Post Office providing a host of services, including banking, insurance and mail services under one roof, serves the society by providing a platform for saving and investment. With an array of saving schemes, Indian citizens can park their capital in fairly safe saving schemes of Post Office depending on the disposable income and investment horizon. Here is a list of post office saving schemes for your reference:
Earning as high as 8.3% p.a
With no cap on the maximum amount, post office RD offers an interest rate of 8.3% p.a i.e. compounded quarterly. The nomination facility is available for the scheme, also partial withdrawal is allowed after one year of opening the account. The scheme can again be renewed for a further 5-year period.
Invesment option qualifies for benefit unde Sec 80C
For 1, 2, 3 and 5years term deposit, the institution offers interest rate of 8.2%.,8.2%, 8.3% and 8.4% respectively. The term deposits can be pre-closed after a term of 1 year at discount. 5-year term deposit qualifies for deductions u/s 80C of the Income Tax Act.
Regular saving investment option offers 8.4%
In multiples of Rs. 1500, an individual either in a single name or jointly can open an MIS account. The rate of return on the scheme is 8.4% i.e. payable monthly. The bonus paid on MIS schemes previously is no longer offered on deposits made after 1st December'2011.
Good investment avenue for senjsior citizens with high return
Individuals aged 60 years and above can open the account. Also, individuals in the age bracket of 55-60 years can also open the account in case of retirement through VRS or super-annuation. Investment in multiples of Rs. 1000 and not in excess of Rs 15 lacs can be deployed in the scheme. Schemes offers an interest of 9.2% that is credited on a quarterly basis. Maturity term for the scheme is 5 years with an option of premature closure.

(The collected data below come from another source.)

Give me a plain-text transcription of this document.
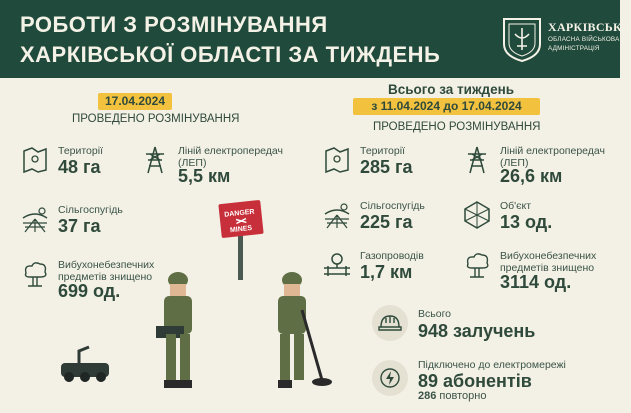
РОБОТИ З РОЗМІНУВАННЯ
ХАРКІВСЬКОЇ ОБЛАСТІ ЗА ТИЖДЕНЬ
ХАРКІВСЬКА
ОБЛАСНА ВІЙСЬКОВА
АДМІНІСТРАЦІЯ
17.04.2024
ПРОВЕДЕНО РОЗМІНУВАННЯ
Території
48 га
Ліній електропередач
(ЛЕП)
5,5 км
Сільгоспугідь
37 га
Вибухонебезпечних
предметів знищено
699 од.
DANGER
MINES
Всього за тиждень
з 11.04.2024 до 17.04.2024
ПРОВЕДЕНО РОЗМІНУВАННЯ
Території
285 га
Ліній електропередач
(ЛЕП)
26,6 км
Сільгоспугідь
225 га
Об'єкт
13 од.
Газопроводів
1,7 км
Вибухонебезпечних
предметів знищено
3114 од.
Всього
948 залучень
Підключено до електромережі
89 абонентів
286 повторно
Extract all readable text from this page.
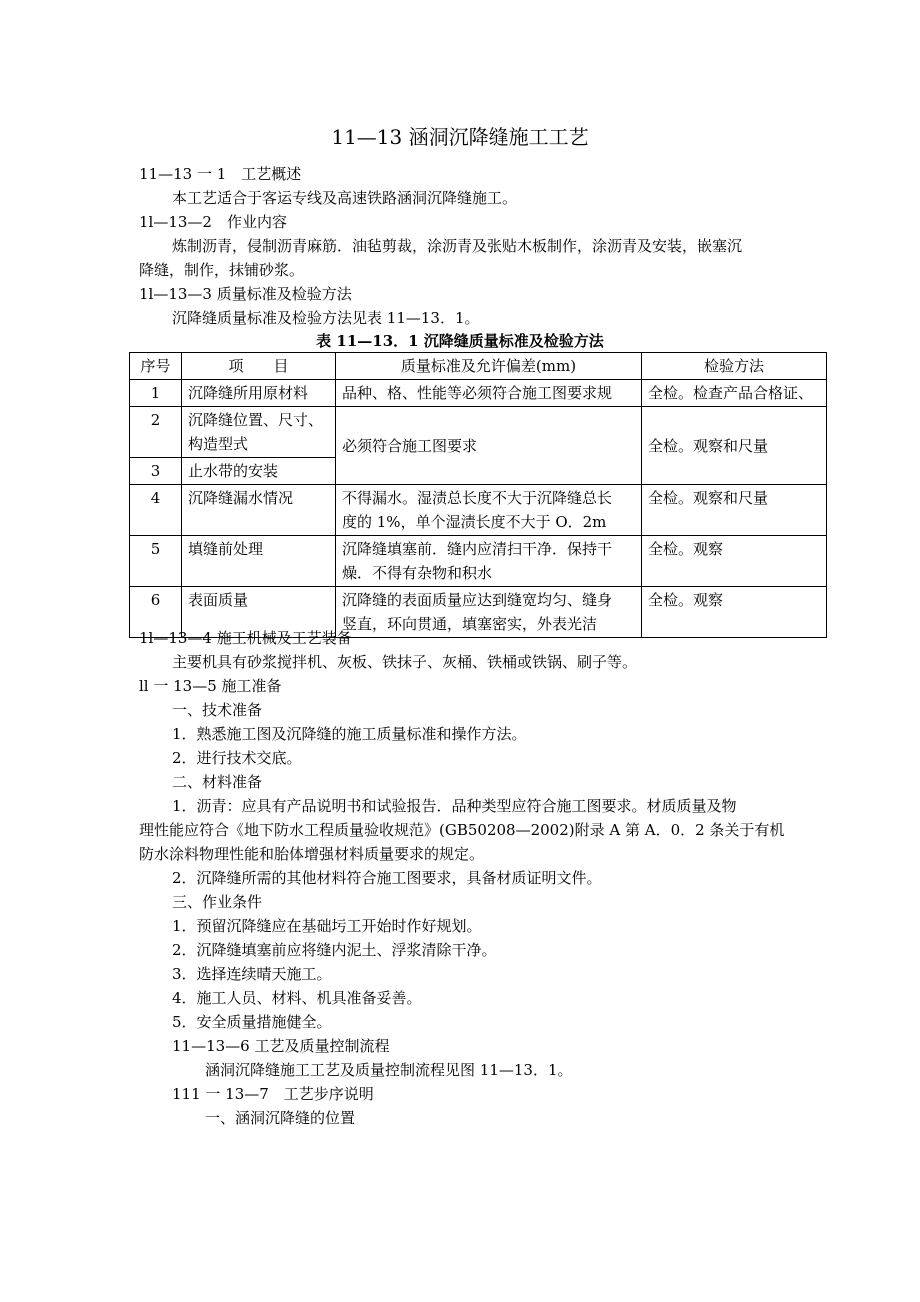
11—13 涵洞沉降缝施工工艺
11—13 一 1　工艺概述
本工艺适合于客运专线及高速铁路涵洞沉降缝施工。
1l—13—2　作业内容
炼制沥青，侵制沥青麻筋．油毡剪裁，涂沥青及张贴木板制作，涂沥青及安装，嵌塞沉
降缝，制作，抹铺砂浆。
1l—13—3 质量标准及检验方法
沉降缝质量标准及检验方法见表 11—13．1。
表 11—13．1 沉降缝质量标准及检验方法
序号	项　　目	质量标准及允许偏差(mm)	检验方法
1	沉降缝所用原材料	品种、格、性能等必须符合施工图要求规	全检。检查产品合格证、
2	沉降缝位置、尺寸、
构造型式	必须符合施工图要求	全检。观察和尺量
3	止水带的安装		
4	沉降缝漏水情况	不得漏水。湿渍总长度不大于沉降缝总长
度的 1%，单个湿渍长度不大于 O．2m	全检。观察和尺量
5	填缝前处理	沉降缝填塞前．缝内应清扫干净．保持干
燥．不得有杂物和积水	全检。观察
6	表面质量	沉降缝的表面质量应达到缝宽均匀、缝身
竖直，环向贯通，填塞密实，外表光洁	全检。观察
1l—13—4 施工机械及工艺装备
主要机具有砂浆搅拌机、灰板、铁抹子、灰桶、铁桶或铁锅、刷子等。
ll 一 13—5 施工准备
一、技术准备
1．熟悉施工图及沉降缝的施工质量标准和操作方法。
2．进行技术交底。
二、材料准备
1．沥青：应具有产品说明书和试验报告．品种类型应符合施工图要求。材质质量及物
理性能应符合《地下防水工程质量验收规范》(GB50208—2002)附录 A 第 A．0．2 条关于有机
防水涂料物理性能和胎体增强材料质量要求的规定。
2．沉降缝所需的其他材料符合施工图要求，具备材质证明文件。
三、作业条件
1．预留沉降缝应在基础圬工开始时作好规划。
2．沉降缝填塞前应将缝内泥土、浮浆清除干净。
3．选择连续晴天施工。
4．施工人员、材料、机具准备妥善。
5．安全质量措施健全。
11—13—6 工艺及质量控制流程
涵洞沉降缝施工工艺及质量控制流程见图 11—13．1。
111 一 13—7　工艺步序说明
一、涵洞沉降缝的位置
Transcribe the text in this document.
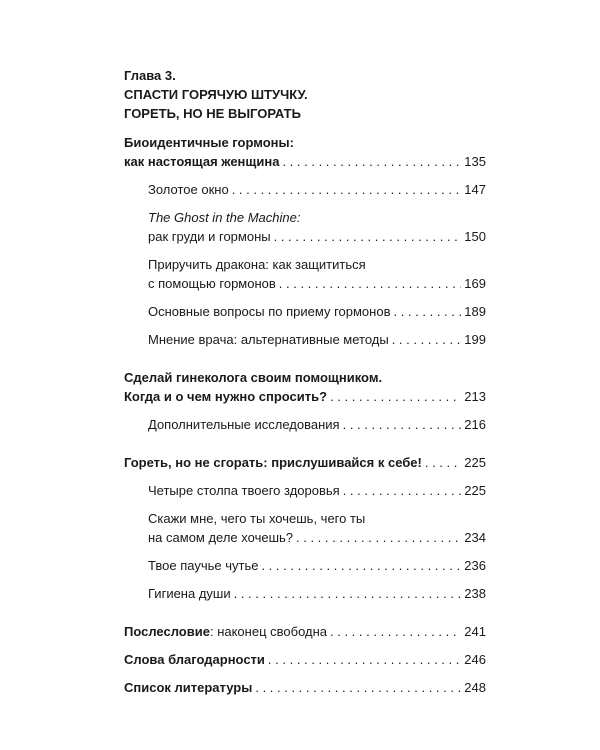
Глава 3.
СПАСТИ ГОРЯЧУЮ ШТУЧКУ.
ГОРЕТЬ, НО НЕ ВЫГОРАТЬ
Биоидентичные гормоны:
как настоящая женщина . . .	135
Золотое окно . . .	147
The Ghost in the Machine:
рак груди и гормоны . . .	150
Приручить дракона: как защититься
с помощью гормонов . . .	169
Основные вопросы по приему гормонов . . .	189
Мнение врача: альтернативные методы . . .	199
Сделай гинеколога своим помощником.
Когда и о чем нужно спросить? . . .	213
Дополнительные исследования . . .	216
Гореть, но не сгорать: прислушивайся к себе! . . .	225
Четыре столпа твоего здоровья . . .	225
Скажи мне, чего ты хочешь, чего ты
на самом деле хочешь? . . .	234
Твое паучье чутье . . .	236
Гигиена души . . .	238
Послесловие: наконец свободна . . .	241
Слова благодарности . . .	246
Список литературы . . .	248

Must opt for investors with no liquidity concerns
With a minimum amount of Rs. 500 and a maximum of Rs. 1 lac in a financial year, investor can earn an interest rate of 8.7% annually. Joint PPF accounts can not be opened and even if the subscriber opens the cap in the name of the minor child, cap with regard to maximum investment has to be adhered to. Interest earned is totally tax-free. The only drawback of PPF is premature closure of the account is not allowed. Loan is also available from 3rd year onwards.
With tax benefits NSC offers interest close to 9%
The 5-year NSC offers an interest rate of 8.5% that is compounded half-yearly but is paid at maturity. Other NSC with 10 year maturity offers 8.8% interest rate. Investment into NSC qualifies for tax benefits under Sec 80 C. Further, interest earned and accrued on an annual basis is deemed to be re-invested under the same section.